But this depends on whether there is an appeal on last week’s petition ruling on the Tengatangi-Areora-Ngatiarua electorate by-election.
Chief Justice Sir Hugh Williams dismissed the petition filed by the losing candidate, Nandi Glassie of the Democratic Party, against winner Independent’s Te-Hani Brown. Glassie alleged bribery.
However Brown resigned from her seat when the petition was filed. Her resignation was accepted by the Queen’s Representative Sir Tom Marsters in absence of Speaker of Parliament Niki Rattle.
Chief electoral officer Taggy Tangimetua says if no appeal is filed, the seat is declared vacant and the by-election process commences.
Democratic Party has 20 working days from the day of judgement (Wednesday last week) to file the petition. Party leader Tina Browne said they were still weighing their options.
Tangimetua said the Court had suggested to hold off declaring the seat vacant until such time as the appeal period has elapsed, or in the event of the appeal the outcome of that decision.
“Crown Law acting on behalf of the Electoral Office will liaise with the petitioner regarding whether or not any appeal is to be filed. If no appeal is filed then the seat is declared vacant and the by-election process commences.
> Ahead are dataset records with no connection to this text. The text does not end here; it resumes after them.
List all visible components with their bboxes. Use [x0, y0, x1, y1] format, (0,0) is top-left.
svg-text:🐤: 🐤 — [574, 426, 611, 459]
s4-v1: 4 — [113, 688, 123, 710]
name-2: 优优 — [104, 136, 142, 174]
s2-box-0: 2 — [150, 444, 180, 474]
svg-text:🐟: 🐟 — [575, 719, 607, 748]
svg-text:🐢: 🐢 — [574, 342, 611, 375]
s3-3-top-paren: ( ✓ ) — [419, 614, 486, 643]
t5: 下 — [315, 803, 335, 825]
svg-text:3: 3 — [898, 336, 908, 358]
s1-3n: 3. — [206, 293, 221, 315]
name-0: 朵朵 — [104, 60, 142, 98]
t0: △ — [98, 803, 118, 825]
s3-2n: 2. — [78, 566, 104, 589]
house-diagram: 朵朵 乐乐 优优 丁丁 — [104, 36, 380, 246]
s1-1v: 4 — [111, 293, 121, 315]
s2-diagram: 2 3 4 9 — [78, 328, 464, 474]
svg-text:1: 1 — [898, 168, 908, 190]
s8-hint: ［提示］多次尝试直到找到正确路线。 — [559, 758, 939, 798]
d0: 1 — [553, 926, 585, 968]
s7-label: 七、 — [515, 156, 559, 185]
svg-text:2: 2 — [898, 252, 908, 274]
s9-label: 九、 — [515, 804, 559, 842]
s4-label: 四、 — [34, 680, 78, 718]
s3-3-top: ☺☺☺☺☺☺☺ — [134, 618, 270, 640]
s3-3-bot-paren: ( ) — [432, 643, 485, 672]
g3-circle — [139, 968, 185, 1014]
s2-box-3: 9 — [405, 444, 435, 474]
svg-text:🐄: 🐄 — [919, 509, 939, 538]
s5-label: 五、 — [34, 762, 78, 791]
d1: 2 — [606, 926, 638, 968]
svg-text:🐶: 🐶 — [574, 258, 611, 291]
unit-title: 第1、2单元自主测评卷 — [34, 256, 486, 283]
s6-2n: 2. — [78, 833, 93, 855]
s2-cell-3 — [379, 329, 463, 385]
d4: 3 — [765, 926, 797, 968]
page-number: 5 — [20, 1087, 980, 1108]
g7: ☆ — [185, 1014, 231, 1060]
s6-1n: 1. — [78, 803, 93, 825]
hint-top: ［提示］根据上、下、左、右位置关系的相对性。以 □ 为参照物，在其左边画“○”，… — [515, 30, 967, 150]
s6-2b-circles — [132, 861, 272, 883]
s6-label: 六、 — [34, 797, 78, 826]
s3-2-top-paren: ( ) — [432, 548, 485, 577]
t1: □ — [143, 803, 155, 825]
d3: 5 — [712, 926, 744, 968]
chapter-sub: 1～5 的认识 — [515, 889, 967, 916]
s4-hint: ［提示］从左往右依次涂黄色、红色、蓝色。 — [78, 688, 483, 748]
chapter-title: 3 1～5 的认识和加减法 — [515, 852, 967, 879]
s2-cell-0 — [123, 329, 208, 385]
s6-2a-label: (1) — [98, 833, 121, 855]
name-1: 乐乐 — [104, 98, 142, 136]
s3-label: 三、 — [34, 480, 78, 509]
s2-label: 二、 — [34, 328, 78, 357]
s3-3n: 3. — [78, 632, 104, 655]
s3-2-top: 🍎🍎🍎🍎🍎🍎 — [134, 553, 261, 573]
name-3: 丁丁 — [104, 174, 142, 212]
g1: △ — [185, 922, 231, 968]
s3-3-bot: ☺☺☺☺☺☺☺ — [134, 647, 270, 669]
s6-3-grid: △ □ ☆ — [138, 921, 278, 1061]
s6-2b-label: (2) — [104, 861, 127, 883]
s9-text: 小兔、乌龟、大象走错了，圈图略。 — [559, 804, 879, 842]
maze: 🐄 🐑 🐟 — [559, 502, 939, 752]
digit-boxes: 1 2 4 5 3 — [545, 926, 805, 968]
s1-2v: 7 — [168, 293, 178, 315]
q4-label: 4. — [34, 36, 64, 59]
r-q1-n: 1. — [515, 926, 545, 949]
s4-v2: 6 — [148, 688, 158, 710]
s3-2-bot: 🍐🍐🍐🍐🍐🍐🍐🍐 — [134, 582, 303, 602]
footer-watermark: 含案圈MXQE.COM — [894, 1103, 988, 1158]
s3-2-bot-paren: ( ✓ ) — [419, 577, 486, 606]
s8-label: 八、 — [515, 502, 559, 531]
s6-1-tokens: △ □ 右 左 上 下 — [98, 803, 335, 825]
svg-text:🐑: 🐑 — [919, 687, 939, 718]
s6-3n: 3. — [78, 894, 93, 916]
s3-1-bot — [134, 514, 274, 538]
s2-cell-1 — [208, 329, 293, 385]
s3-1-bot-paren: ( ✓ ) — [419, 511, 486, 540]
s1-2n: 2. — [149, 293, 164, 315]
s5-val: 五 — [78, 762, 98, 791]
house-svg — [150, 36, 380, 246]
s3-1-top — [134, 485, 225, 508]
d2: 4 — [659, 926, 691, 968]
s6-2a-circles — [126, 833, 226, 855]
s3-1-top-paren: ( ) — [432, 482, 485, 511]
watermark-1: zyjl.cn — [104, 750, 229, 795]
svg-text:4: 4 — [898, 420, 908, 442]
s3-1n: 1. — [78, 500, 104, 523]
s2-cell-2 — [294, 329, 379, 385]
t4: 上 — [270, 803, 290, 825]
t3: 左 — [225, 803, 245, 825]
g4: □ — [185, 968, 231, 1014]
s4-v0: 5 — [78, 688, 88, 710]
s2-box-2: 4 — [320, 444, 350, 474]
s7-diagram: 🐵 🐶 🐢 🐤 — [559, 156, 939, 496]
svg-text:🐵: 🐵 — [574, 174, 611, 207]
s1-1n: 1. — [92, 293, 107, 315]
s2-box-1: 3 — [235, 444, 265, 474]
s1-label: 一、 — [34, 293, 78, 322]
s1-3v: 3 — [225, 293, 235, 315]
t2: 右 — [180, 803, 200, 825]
A by-election will be conducted within 60 days after declaration,” Tangimetua said.
The petition from Glassie accused Brown, who initially won the seat in the 2018 general election, of vote-buying in lead up to the by-election in March this year.
It referred to a charter flight paid for by Brown’s electoral agent and father Taoro Brown. The charter flight flew senior ministers including Prime Minister Henry Puna and Deputy Prime Minister Mark Brown over to speak at his daughter’s by-election rally on Atiu.
In his judgment, Justice Williams said Te-Hani Brown was seemingly oblivious of her father’s actions.
Neither is her mother, health minister Rose Toki-Brown, said to have known about the $5930 her husband spent on the charter flight carrying the PM and three other ministers.
Te-Hani Brown, who won the seat under the Demos banner last year, resigned after defecting to the government coalition.
Her resignation resulted in the March by-election which was also contested by former seat holder Glassie, who had previously stood for the governing Cook Islands Party.
Te-Hani Brown won the by-election, however the petition stopped her from joining the government.
The government coalition earlier said that they were looking forward to the reinstatement of Brown to Parliament through a by-election for the seat.
“It of course depends on whether the Democratic Party will take the case to a very costly Court of Appeal process. I would recommend that it would be best for them to accept the High Court’s decision and go back to the people of Tengatangi-Areora-Ngatiarua to let them decide who they want to represent them,” said Deputy Prime Minister Mark Brown.